A obra de Unamuno tem alguma relação com “A vida é um sonho” de Calderón de la Barca. De certa forma, a ficção é mais real que os próprios autores. Para Unamuno, os personagens têm vida própria, o leitor os faz viver e o que importa é como a literatura é revivida.

Tudo isso está intimamente relacionado ao problema da imortalidade: se somos o que sonhamos e chamamos de realidade o sonho de todos em comum, então não podemos saber o que é real.

Miguel de Unamuno leu Descartes, mas também Calderón de la Barca, e é precisamente aí que reside a inspiração para sua “nivola”. Vemos um reflexo do racionalismo de Descartes, pois não temos, em princípio, nenhuma razão para acreditar que o que nos rodeia é mais do que um sonho.

Unamuno, apesar de ser um crente, não consegue deduzir racionalmente a existência de Deus como Descartes; portanto, ele não tem motivos para acreditar que tudo que o rodeia é um sonho ou um engano. Como sabemos quando os nossos sentidos estão nos enganando?

Unamuno reúne toda essa complexidade em Névoa desenhando diferentes regiões: a da ficção, na qual encontramos os personagens; ao redor da ficção, encontramos a realidade da ficção, que é o lugar onde está o autor fictício; finalmente, fora, nos limites, encontramos outra realidade, a do próprio leitor.

Com Névoa, o autor descreve vários planos que estão entrelaçados. Ele próprio acaba sendo um personagem quando conhece Augusto. Em outras palavras, estamos diante de uma realidade da realidade que seria a do mundo ao nosso redor e, por sua vez, uma realidade da ficção onde está Unamuno. Finalmente, uma ficção da ficção, que é onde os personagens estão.

Miguel de Unamuno

Mais aspectos filosóficos de Névoa

Outra das questões fundamentais de Névoa é, como já dissemos anteriormente, a do livre-arbítrio. Ele é colocado sob duas perspectivas: a primeira é encontrada no personagem, e a segunda quando ele se pergunta se é livre.

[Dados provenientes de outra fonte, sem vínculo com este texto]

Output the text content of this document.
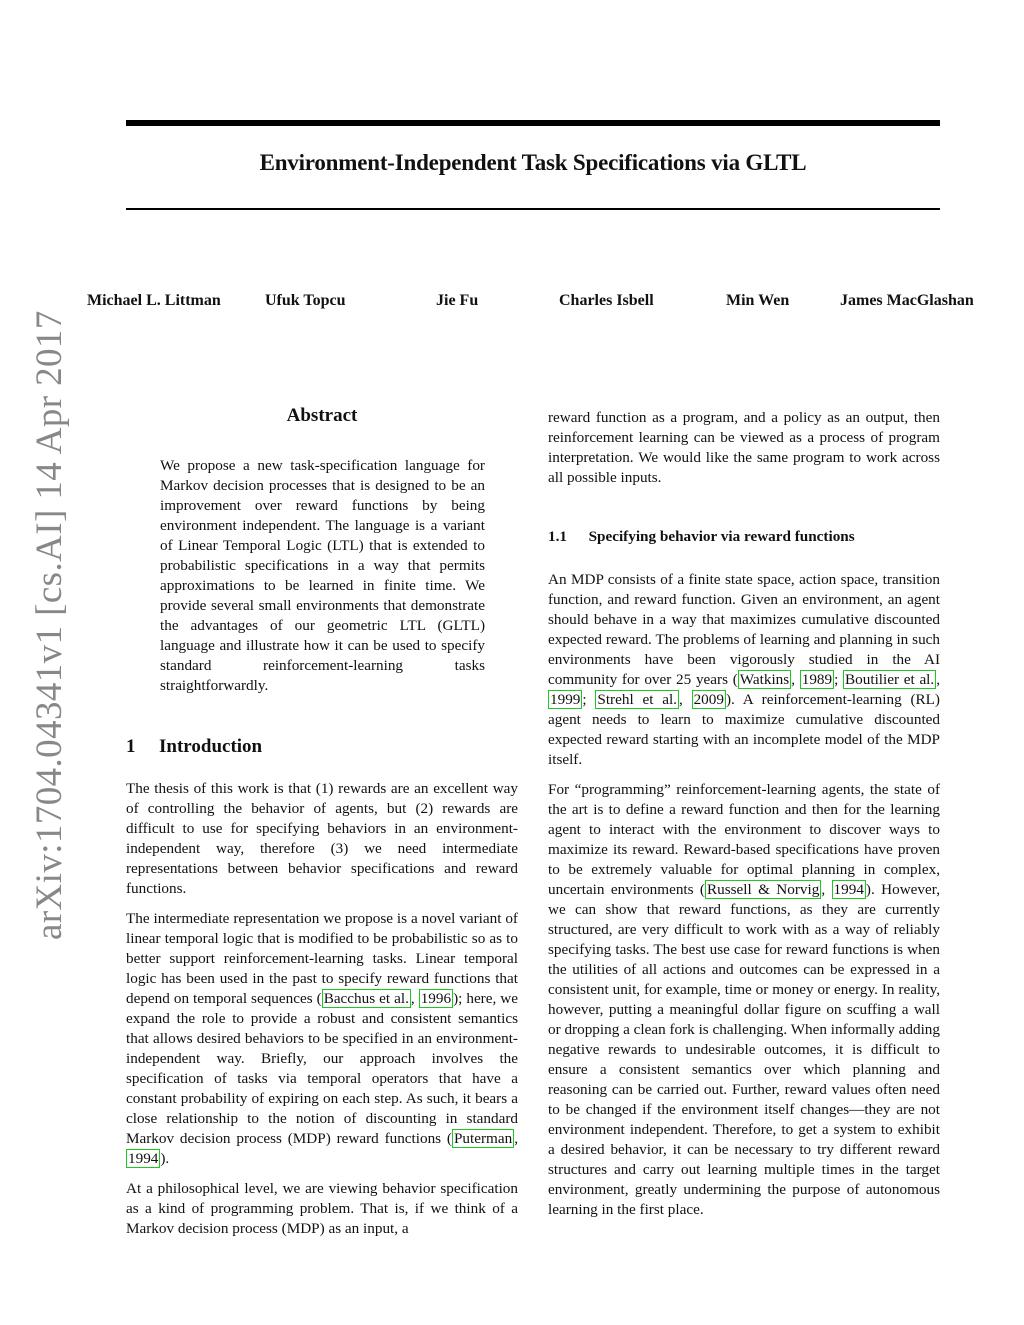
Environment-Independent Task Specifications via GLTL
Michael L. Littman	Ufuk Topcu	Jie Fu	Charles Isbell	Min Wen	James MacGlashan
arXiv:1704.04341v1 [cs.AI] 14 Apr 2017	Abstract
We propose a new task-specification language for Markov decision processes that is designed to be an improvement over reward functions by being environment independent. The language is a variant of Linear Temporal Logic (LTL) that is extended to probabilistic specifications in a way that permits approximations to be learned in finite time. We provide several small environments that demonstrate the advantages of our geometric LTL (GLTL) language and illustrate how it can be used to specify standard reinforcement-learning tasks straightforwardly.
1 Introduction

The thesis of this work is that (1) rewards are an excellent way of controlling the behavior of agents, but (2) rewards are difficult to use for specifying behaviors in an environment-independent way, therefore (3) we need intermediate representations between behavior specifications and reward functions.

The intermediate representation we propose is a novel variant of linear temporal logic that is modified to be probabilistic so as to better support reinforcement-learning tasks. Linear temporal logic has been used in the past to specify reward functions that depend on temporal sequences ( Bacchus et al. , 1996 ); here, we expand the role to provide a robust and consistent semantics that allows desired behaviors to be specified in an environment-independent way. Briefly, our approach involves the specification of tasks via temporal operators that have a constant probability of expiring on each step. As such, it bears a close relationship to the notion of discounting in standard Markov decision process (MDP) reward functions ( Puterman , 1994 ).

At a philosophical level, we are viewing behavior specification as a kind of programming problem. That is, if we think of a Markov decision process (MDP) as an input, a

reward function as a program, and a policy as an output, then reinforcement learning can be viewed as a process of program interpretation. We would like the same program to work across all possible inputs.

1.1 Specifying behavior via reward functions

An MDP consists of a finite state space, action space, transition function, and reward function. Given an environment, an agent should behave in a way that maximizes cumulative discounted expected reward. The problems of learning and planning in such environments have been vigorously studied in the AI community for over 25 years ( Watkins , 1989 ; Boutilier et al. , 1999 ; Strehl et al. , 2009 ). A reinforcement-learning (RL) agent needs to learn to maximize cumulative discounted expected reward starting with an incomplete model of the MDP itself.

For “programming” reinforcement-learning agents, the state of the art is to define a reward function and then for the learning agent to interact with the environment to discover ways to maximize its reward. Reward-based specifications have proven to be extremely valuable for optimal planning in complex, uncertain environments ( Russell & Norvig , 1994 ). However, we can show that reward functions, as they are currently structured, are very difficult to work with as a way of reliably specifying tasks. The best use case for reward functions is when the utilities of all actions and outcomes can be expressed in a consistent unit, for example, time or money or energy. In reality, however, putting a meaningful dollar figure on scuffing a wall or dropping a clean fork is challenging. When informally adding negative rewards to undesirable outcomes, it is difficult to ensure a consistent semantics over which planning and reasoning can be carried out. Further, reward values often need to be changed if the environment itself changes—they are not environment independent. Therefore, to get a system to exhibit a desired behavior, it can be necessary to try different reward structures and carry out learning multiple times in the target environment, greatly undermining the purpose of autonomous learning in the first place.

Vemos um Augusto que quer se suicidar, mas descobre que Unamuno não permite; ele não pode fazê-lo porque é simplesmente um personagem. E, neste ponto, a mesma dúvida se reflete no leitor.

Os personagens nascem de uma língua, de uma herança. Por esse motivo, também não somos livres para pensar o que pensamos, e essas duas possibilidades surgem novamente: Deus não existe e a realidade nada mais é do que o sonho que todos nós sonhamos juntos, ou Deus existe e nós somos o sonho de Deus.

Augusto luta pela sua vida, pela sua vida fictícia, mas que é a sua vida afinal de contas. Em seu desespero, o personagem de Augusto diz aos leitores que eles também vão morrer e que o romance é, em última análise, uma metáfora da própria existência humana.

Miguel Unamuno

Nivola

O que é nivola? É um romance onde os personagens não são definidos previamente, mas vão se formando à medida que se movem; o escritor não possui um plano delineado para o que acontecerá, assim como acontece na própria vida.

O objetivo da nivola não é outro senão confundir os críticos que tendem a comparar tudo com as obras anteriores; dessa forma, surge um novo gênero sem precedentes com o qual comparar.

Para Miguel de Unamuno, há algo de trapaça no romance realista. Ele nos faz acreditar que tudo é real e esse é o tipo de homem que não vê que a sua realidade é um sonho. A nivola, no entanto, seria uma maneira de entender qualquer romance; um romance que só existe quando você pensa, ativa e lê. É um romance incômodo, no qual o prólogo também é um romance e onde a realidade e a metaficção se misturam no texto.